Costruiamo la gabbia della nostra
infelicità, con l’ingenuità di una sposa all’altare dei sogni, con la dignità di
uno sguardo nelle avversità e un vestito di stoffa cucito un po’ di anni fa. La
fierezza col quale si mostra la fiaba là dentro, con un sogno leggiadro,
ballerina sul palco di tutte le solitudini, che vediamo da soli ma di sera si infrange dentro un vuoto di gesti,
di affetti, di parole lasciate a metà o sospese per rimandare a domani la
scelta di andare e volare.
Costruiamo la gabbia della nostra infelicità, la
spacciamo per un oggetto di lusso, unico ed eccezionale nel suo scintillio di
falsi sorrisi, attese buttate sul contentino della banalità. Ma la sera poi
arriva, passi il giorno a inseguire speranze, all’interno uccello un po’

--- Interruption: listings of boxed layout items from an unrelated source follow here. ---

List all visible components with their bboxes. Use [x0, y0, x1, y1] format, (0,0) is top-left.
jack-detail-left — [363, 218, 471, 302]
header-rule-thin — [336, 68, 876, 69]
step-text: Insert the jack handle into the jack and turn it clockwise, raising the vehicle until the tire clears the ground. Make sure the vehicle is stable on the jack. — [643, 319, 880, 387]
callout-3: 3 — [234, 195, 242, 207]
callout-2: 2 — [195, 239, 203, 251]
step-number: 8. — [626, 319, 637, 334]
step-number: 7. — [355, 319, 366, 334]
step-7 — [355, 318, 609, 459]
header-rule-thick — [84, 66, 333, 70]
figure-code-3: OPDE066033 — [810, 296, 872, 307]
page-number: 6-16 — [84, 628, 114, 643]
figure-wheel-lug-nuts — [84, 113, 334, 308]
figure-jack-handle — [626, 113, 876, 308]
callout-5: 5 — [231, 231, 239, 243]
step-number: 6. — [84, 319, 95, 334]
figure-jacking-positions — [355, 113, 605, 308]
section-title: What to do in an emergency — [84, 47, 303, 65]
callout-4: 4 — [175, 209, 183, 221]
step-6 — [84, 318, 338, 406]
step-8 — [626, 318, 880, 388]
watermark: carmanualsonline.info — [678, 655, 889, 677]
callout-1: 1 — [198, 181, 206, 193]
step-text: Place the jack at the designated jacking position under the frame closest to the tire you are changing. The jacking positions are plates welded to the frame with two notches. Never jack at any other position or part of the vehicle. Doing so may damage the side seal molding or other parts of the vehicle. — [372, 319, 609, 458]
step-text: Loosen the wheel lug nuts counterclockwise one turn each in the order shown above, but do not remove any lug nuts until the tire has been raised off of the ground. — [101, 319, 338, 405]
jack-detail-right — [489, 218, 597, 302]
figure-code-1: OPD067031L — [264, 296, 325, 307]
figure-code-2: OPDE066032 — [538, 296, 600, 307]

stanco, il dolore di un gesto incompreso, la finestra sul tempo perduto. Al
soffitto sono gocce di luce poche lacrime appese dentro occhi già vuoti e i
pensieri che liquidi scorrono sul pavimento della necessità. Ma la melma di
false illusioni è più forte, a volte racchiude e diventa l’inconsistente
rifugio dell’idealità. È l’immagine di una faccia, di una vita, di un futuro
come appare nel cuore, come piace pensarla a portata di mano e di sguardo, di
occasioni mendaci elemosinate lungo la strada dell’inutilità.